The prescribed authorities are people who in the view of the minister, as in the act, play an important role, and they are appointed from a very limited class. In fact, division 3, part III, section 34B, the ASIO Act 1979 states:

(2) If the minister is of the view that there is an insufficient number of people to act as a prescribed authority under subsection (1), the minister may, by writing, appoint as a prescribed authority a person who is currently serving as a judge in a State or Territory Supreme Court or District Court (or an equivalent) and has done so for a period of at least 5 years.

Looking at their role in the proceedings, 34E states:

(1) When the person first appears before a prescribed authority for questioning under the warrant, the prescribed authority must inform the person of the following:

(a) whether the warrant authorises detention of the person by a police officer and, if it does, the period for which the warrant authorises detention of the person;

(b) what the warrant authorises the Organisation to do;

(c) the effect of section 34G—

which I might come to shortly—

(including the fact that the section creates offences);

(d) the period for which the warrant is in force;

(e) the person’s right to make a complaint orally or in writing—

to various persons, including—

(i) to the Inspector-General of Intelligence and Security ...

                  …         …           …

(f) the fact that the person may seek from a federal court a remedy relating to the warrant or the treatment of the person in connection with the warrant;

(g) whether there is any limit on the person contacting others and, if the warrant permits the person to contact identified persons at specified times when the person is in custody or detention authorised by the warrant, who the identified persons are and what the specified times are.

Of course, their role is, by its very nature, separate to that of the issuing authority but it is no less important in ensuring that all of those matters are dealt with, seen to be done and done by the detaining authority.

To do their role adequately it would seem sensible for them to have that information before them.

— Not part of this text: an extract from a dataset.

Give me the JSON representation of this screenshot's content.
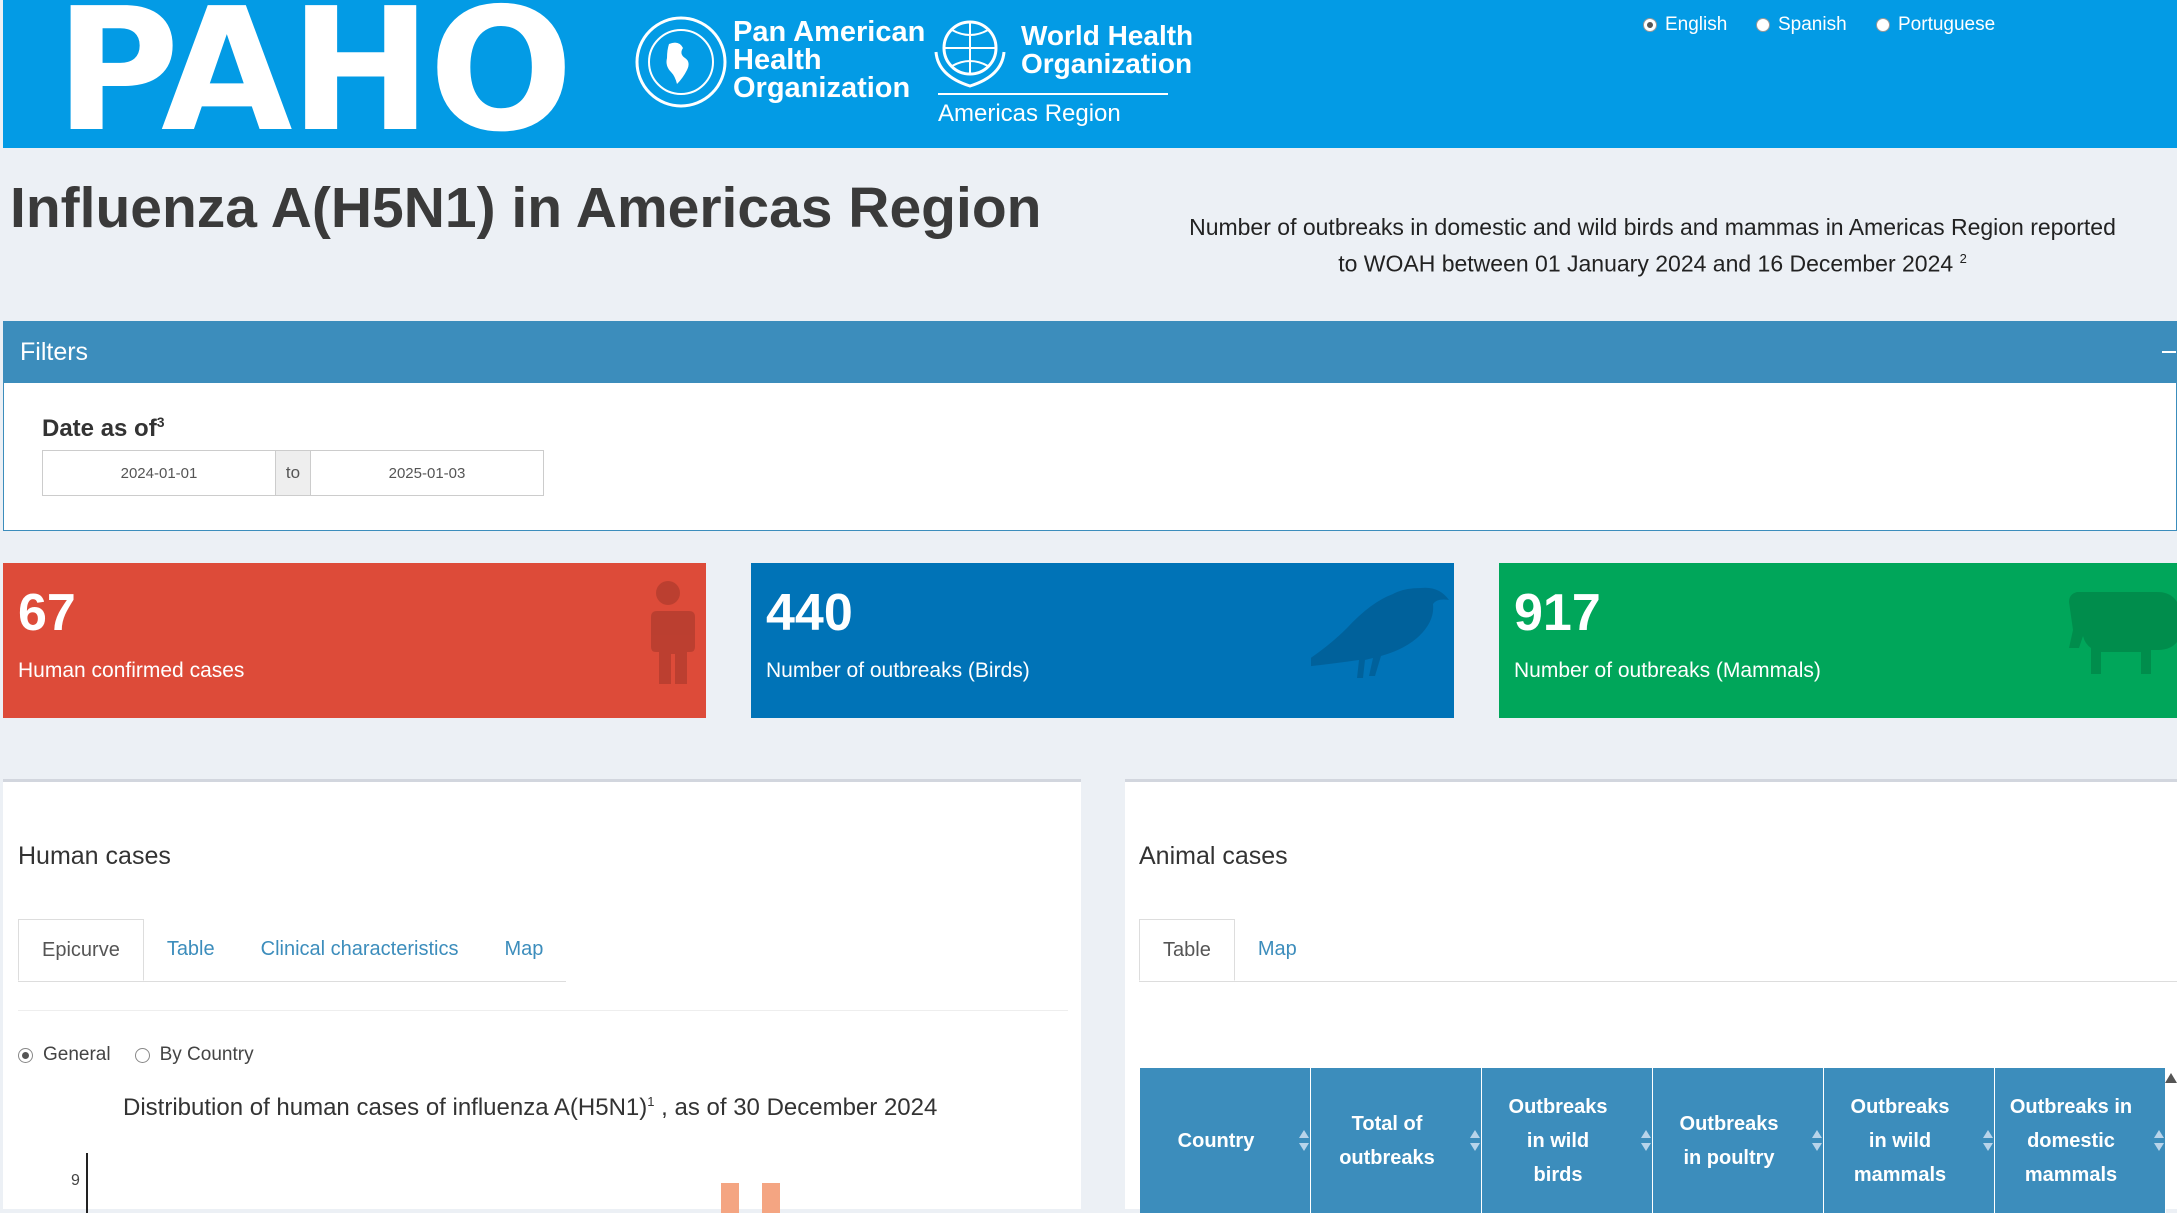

It would seem sensible to ensure that when you provide the warrant you also provide the facts and statements that underpin the warrant. You have to look more broadly than simply at the short words that might be on the warrant. The statement that is contained within the warrant might be quite limited and the prescribed authority could miss the contextual setting, the matrix of facts and circumstances that underpin the warrant, that they need to be aware of to be able to exercise their role in accordance with legislation. It would seem logical to me and of no great impost for that information to be provided.

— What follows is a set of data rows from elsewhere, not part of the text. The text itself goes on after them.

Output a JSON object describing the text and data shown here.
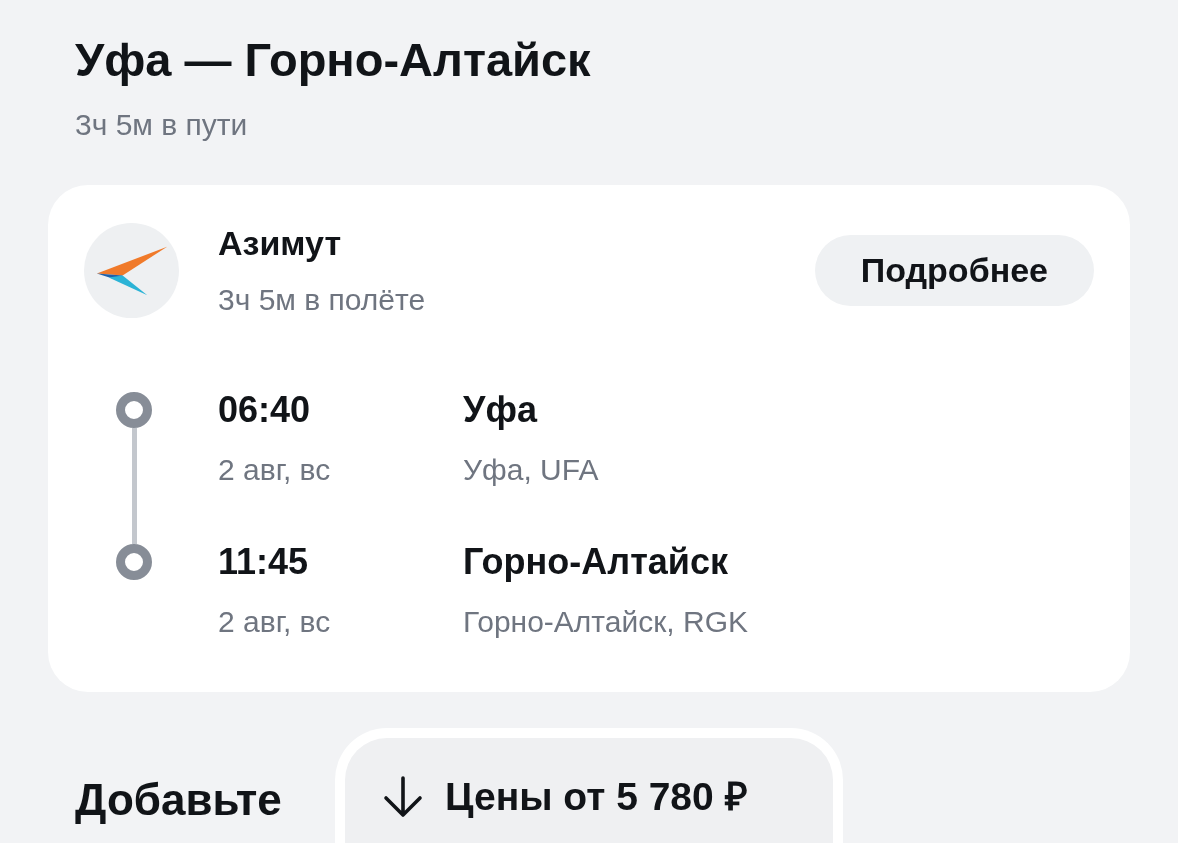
{
  "header": {
    "title": "Уфа — Горно-Алтайск",
    "subtitle": "3ч 5м в пути"
  },
  "flight": {
    "airline": "Азимут",
    "duration": "3ч 5м в полёте",
    "details_button": "Подробнее",
    "stops": [
      {
        "time": "06:40",
        "date": "2 авг, вс",
        "city": "Уфа",
        "airport": "Уфа, UFA"
      },
      {
        "time": "11:45",
        "date": "2 авг, вс",
        "city": "Горно-Алтайск",
        "airport": "Горно-Алтайск, RGK"
      }
    ]
  },
  "section_title": "Добавьте",
  "price_button": {
    "label": "Цены от 5 780 ₽"
  }
}
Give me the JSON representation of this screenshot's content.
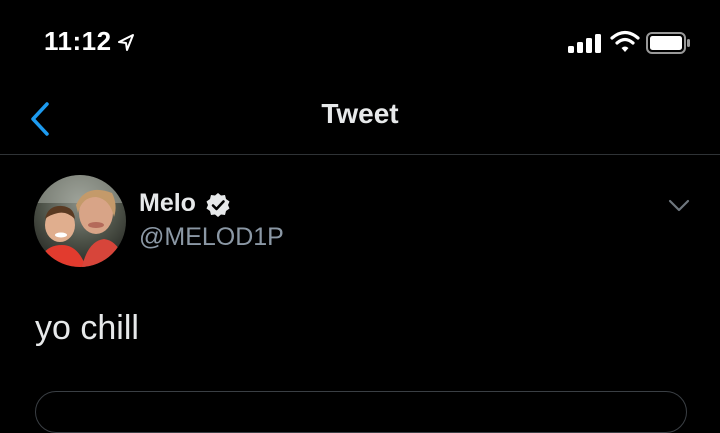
{
  "status_bar": {
    "time": "11:12",
    "location_icon": "location-arrow-icon",
    "signal_icon": "cellular-signal-icon",
    "wifi_icon": "wifi-icon",
    "battery_icon": "battery-icon"
  },
  "nav": {
    "back_icon": "chevron-left-icon",
    "title": "Tweet"
  },
  "tweet": {
    "author": {
      "display_name": "Melo",
      "handle": "@MELOD1P",
      "verified": true
    },
    "more_icon": "chevron-down-icon",
    "text": "yo chill"
  },
  "colors": {
    "background": "#000000",
    "accent": "#1d9bf0",
    "primary_text": "#e7e9ea",
    "secondary_text": "#8b98a5",
    "divider": "#2f3336"
  }
}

I was hoping the minister might have tried the secrecy line. There are provisions that ensure that matters are kept secret. But the minister chose to use the line that they are a different body and therefore we can treat them differently. The parliamentary joint committee had a look at the matter and came to the conclusion that they should have the facts and information on the circumstances. It seems to me that they came to a decision which was quite sensible. They understood, as I suspect the minister also did but failed to acknowledge, that you do have to take into consideration the contextualisation of the issues to be able to fulfil your duties properly and appropriately under the legislation.

It seems to me that I can argue this point but the minister is not going to concede it. He is not going to see the proper course nor amend the legislation to accord with the proper view which the parliamentary joint committee came to and which this government should also come to. I will not take up a significant amount of the chamber’s time on this issue. I will leave that to the second amendment.